PHILADELPHIA (Reuters) - A puppet theater used as a staging site for protests at the Republican National Convention was due to reopen on Saturday, a day after it was closed for alleged fire code violations, officials said.
Amid a sudden escalation of tensions between the city and protest organizers sparked by the shutdown, Mayor John Street interceded on behalf of the downtown Spiral Q Puppet Theater and ordered the city's Department of Licenses and Inspections to allow it to reopen.
``We are trying to dispel the notion that the city doesn't want the protesters,'' said a spokeswoman for the mayor's office. ``We're rolling out the red carpet to them as well as to the Republicans. This is the cradle of liberty. We're not trying to shut them down.''
The Republican convention, which will nominate Texas Gov. George W. Bush (news - web sites) as the party's presidential candidate, will bring 45,000 delegates, guests and journalists to Philadelphia for a program that runs July 31 to Aug. 3.
Tens of thousands of demonstrators, representing causes ranging from environmental protection and AIDS research to women's rights and social justice, also are due in Philadelphia for what organizers say could be the largest protests seen at a U.S. political convention.
But Philadelphia officials worry that protest violence could hamper the city's ability to showcase its economic and cultural renaissance after decades of decline.
The downtown puppet theater was being used by two local groups, the Kensington Welfare Rights Union and Asian-Americans United, to make puppets and banners for a march set for the opening day of the convention, organizers said.
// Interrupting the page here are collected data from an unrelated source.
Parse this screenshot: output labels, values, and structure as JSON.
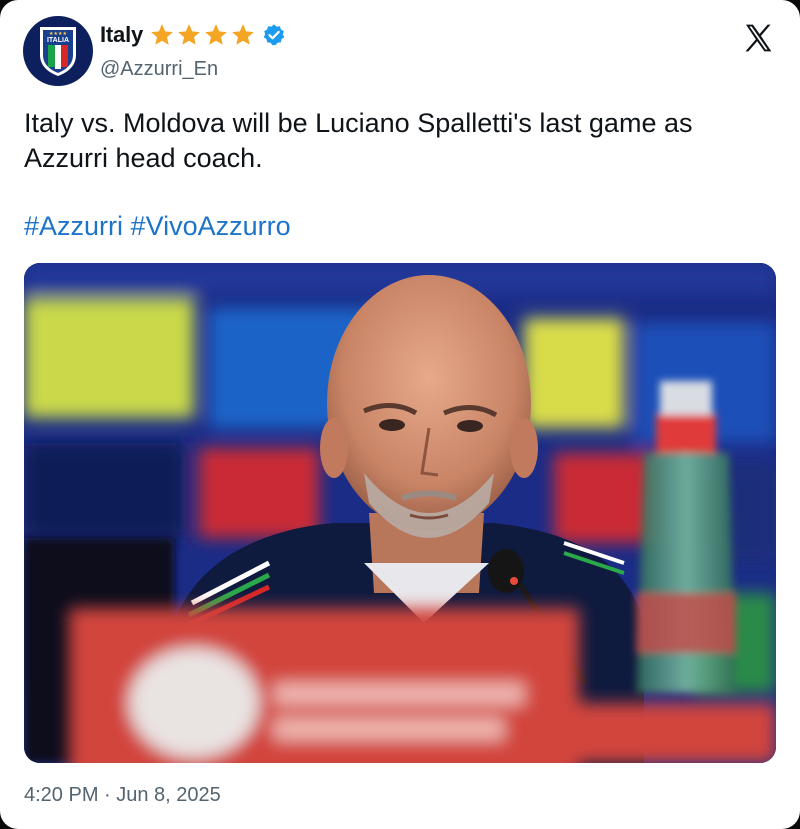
{
  "account": {
    "name": "Italy",
    "handle": "@Azzurri_En",
    "avatar_label": "ITALIA",
    "rating_stars": 4,
    "verified": true
  },
  "tweet": {
    "text": "Italy vs. Moldova will be Luciano Spalletti's last game as Azzurri head coach.",
    "hashtags": [
      "#Azzurri",
      "#VivoAzzurro"
    ],
    "timestamp": "4:20 PM · Jun 8, 2025"
  },
  "colors": {
    "link": "#1d74c9",
    "verified": "#1d9bf0",
    "star": "#f5a524",
    "avatar_bg": "#0d1f5c"
  },
  "icons": {
    "platform": "x-logo-icon",
    "verified": "verified-badge-icon",
    "rating": "star-icon"
  }
}
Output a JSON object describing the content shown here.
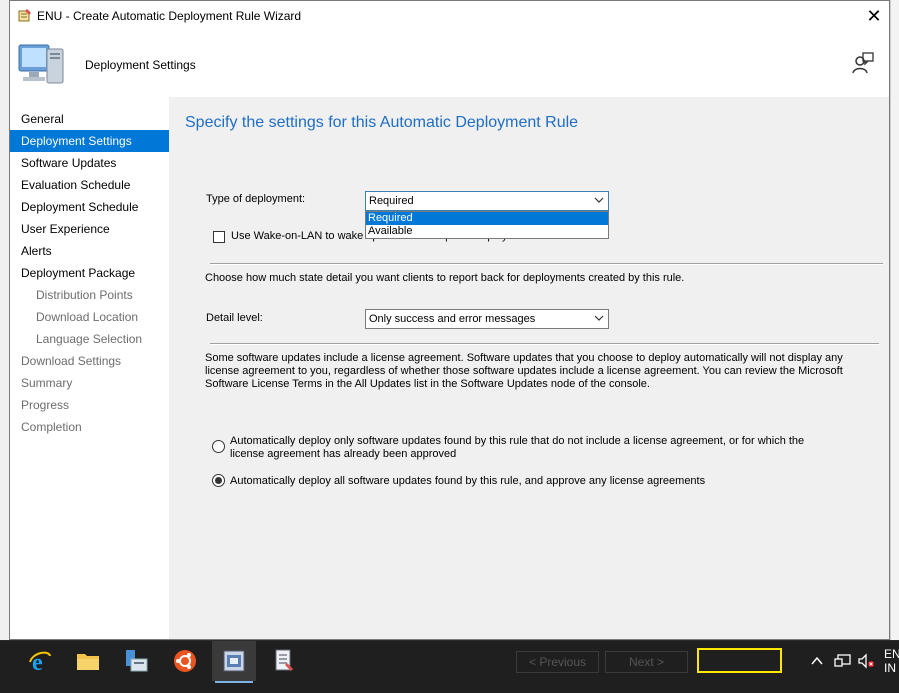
{
  "window": {
    "title": "ENU - Create Automatic Deployment Rule Wizard",
    "close_glyph": "✕"
  },
  "header": {
    "title": "Deployment Settings"
  },
  "sidebar": {
    "items": [
      {
        "label": "General",
        "state": "normal"
      },
      {
        "label": "Deployment Settings",
        "state": "active"
      },
      {
        "label": "Software Updates",
        "state": "normal"
      },
      {
        "label": "Evaluation Schedule",
        "state": "normal"
      },
      {
        "label": "Deployment Schedule",
        "state": "normal"
      },
      {
        "label": "User Experience",
        "state": "normal"
      },
      {
        "label": "Alerts",
        "state": "normal"
      },
      {
        "label": "Deployment Package",
        "state": "normal"
      },
      {
        "label": "Distribution Points",
        "state": "dim-sub"
      },
      {
        "label": "Download Location",
        "state": "dim-sub"
      },
      {
        "label": "Language Selection",
        "state": "dim-sub"
      },
      {
        "label": "Download Settings",
        "state": "dim"
      },
      {
        "label": "Summary",
        "state": "dim"
      },
      {
        "label": "Progress",
        "state": "dim"
      },
      {
        "label": "Completion",
        "state": "dim"
      }
    ]
  },
  "content": {
    "heading": "Specify the settings for this Automatic Deployment Rule",
    "type_of_deployment": {
      "label": "Type of deployment:",
      "value": "Required",
      "options": [
        "Required",
        "Available"
      ],
      "highlighted": "Required"
    },
    "wake_on_lan": {
      "label": "Use Wake-on-LAN to wake up clients for required deployments",
      "checked": false
    },
    "state_detail_text": "Choose how much state detail you want clients to report back for deployments created by this rule.",
    "detail_level": {
      "label": "Detail level:",
      "value": "Only success and error messages"
    },
    "license_text": "Some software updates include a license agreement. Software updates that you choose to deploy automatically will not display any license agreement to you, regardless of whether those software updates include a license agreement. You can review the Microsoft Software License Terms in the All Updates list in the Software Updates node of the console.",
    "license_options": [
      {
        "label": "Automatically deploy only software updates found by this rule that do not include a license agreement, or for which the license agreement has already been approved",
        "selected": false
      },
      {
        "label": "Automatically deploy all software updates found by this rule, and approve any license agreements",
        "selected": true
      }
    ]
  },
  "footer": {
    "previous_label": "< Previous",
    "next_label": "Next >"
  },
  "taskbar": {
    "apps": [
      "internet-explorer-icon",
      "file-explorer-icon",
      "server-manager-icon",
      "ubuntu-icon",
      "config-manager-console-icon",
      "document-icon"
    ],
    "active_index": 4,
    "language": [
      "EN",
      "IN"
    ]
  },
  "colors": {
    "accent": "#0078d7",
    "heading": "#1f6ec4",
    "highlight_box": "#ffe800"
  }
}
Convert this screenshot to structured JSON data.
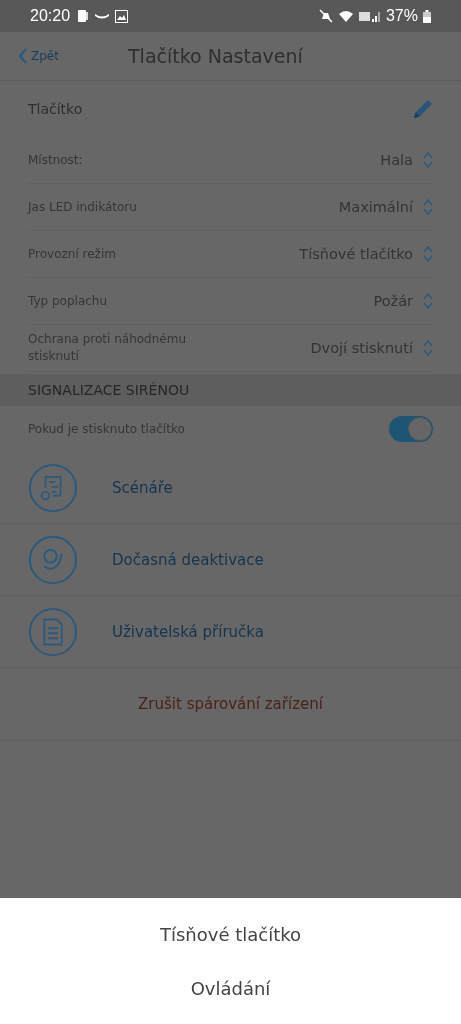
{
  "status_bar": {
    "time": "20:20",
    "battery": "37%"
  },
  "header": {
    "back": "Zpět",
    "title": "Tlačítko Nastavení"
  },
  "device": {
    "name": "Tlačítko"
  },
  "settings": [
    {
      "label": "Místnost:",
      "value": "Hala"
    },
    {
      "label": "Jas LED indikátoru",
      "value": "Maximální"
    },
    {
      "label": "Provozní režim",
      "value": "Tísňové tlačítko"
    },
    {
      "label": "Typ poplachu",
      "value": "Požár"
    },
    {
      "label": "Ochrana proti náhodnému stisknutí",
      "value": "Dvojí stisknutí"
    }
  ],
  "section": {
    "title": "SIGNALIZACE SIRÉNOU",
    "toggle": {
      "label": "Pokud je stisknuto tlačítko",
      "on": true
    }
  },
  "links": [
    {
      "kind": "scenarios",
      "label": "Scénáře"
    },
    {
      "kind": "deactivate",
      "label": "Dočasná deaktivace"
    },
    {
      "kind": "manual",
      "label": "Uživatelská příručka"
    }
  ],
  "unpair": "Zrušit spárování zařízení",
  "sheet": {
    "options": [
      "Tísňové tlačítko",
      "Ovládání"
    ]
  }
}
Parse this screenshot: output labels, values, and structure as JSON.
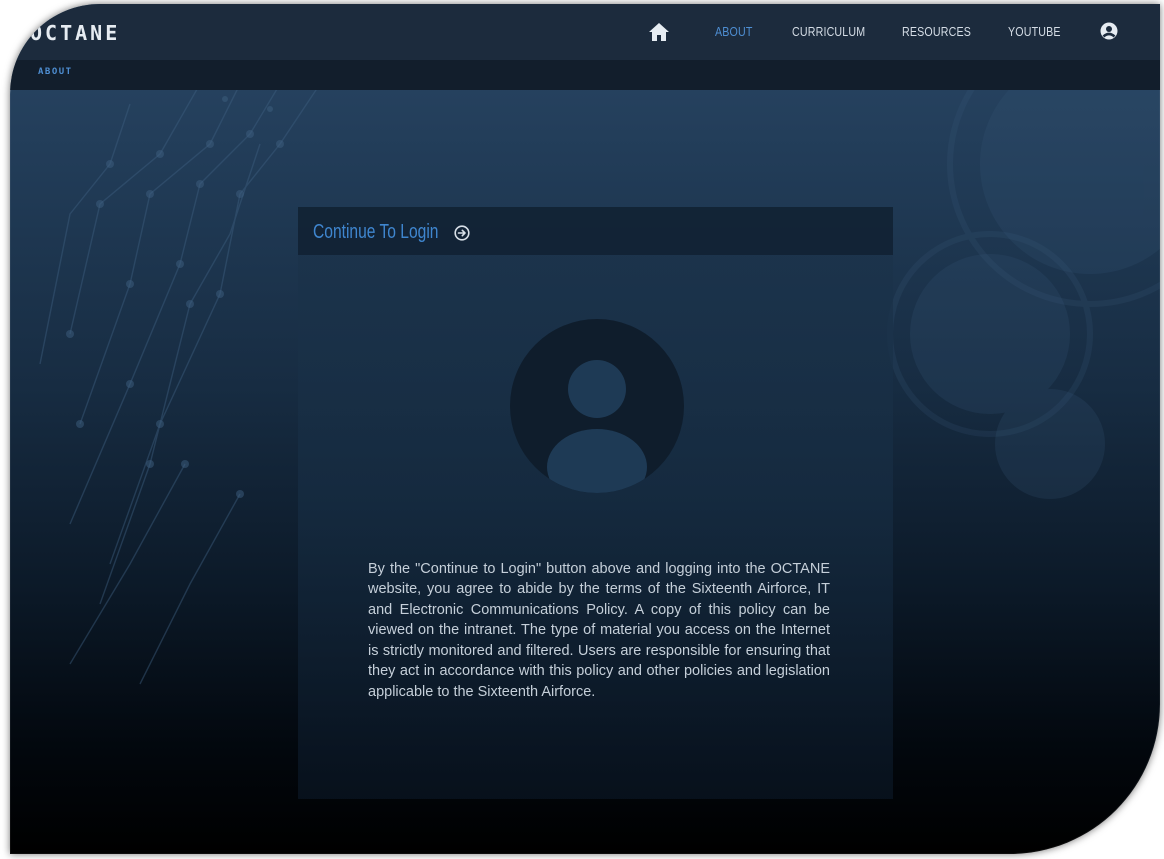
{
  "brand": {
    "name": "OCTANE"
  },
  "nav": {
    "home_icon": "home-icon",
    "items": [
      {
        "label": "ABOUT",
        "active": true
      },
      {
        "label": "CURRICULUM",
        "active": false
      },
      {
        "label": "RESOURCES",
        "active": false
      },
      {
        "label": "YOUTUBE",
        "active": false
      }
    ],
    "user_icon": "user-circle-icon"
  },
  "breadcrumb": {
    "current": "ABOUT"
  },
  "card": {
    "login_label": "Continue To Login",
    "login_icon": "arrow-circle-right-icon",
    "avatar_icon": "user-avatar-icon",
    "policy_text": "By the \"Continue to Login\" button above and logging into the OCTANE website, you agree to abide by the terms of the Sixteenth Airforce, IT and Electronic Communications Policy. A copy of this policy can be viewed on the intranet. The type of material you access on the Internet is strictly monitored and filtered. Users are responsible for ensuring that they act in accordance with this policy and other policies and legislation applicable to the Sixteenth Airforce."
  },
  "colors": {
    "accent": "#3f86cf",
    "navbar": "#1c2b3d",
    "text": "#c5cfd9",
    "avatar": "#0f1d2c"
  }
}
Safety inspectors said the shutdown was ordered on Friday because of several fire code violations including an electrical extension cord that had been strung between floors, the presence of a propane tank used to heat glue and a defective fire-alarm system.
Protest organizers condemned the action as a preemptive strike intended to intimidate demonstrators, similar to a police move against protesters in Washington on the eve of demonstrations against the World Bank last April.
The mayor's office said the theater had been ordered reopened despite those infractions.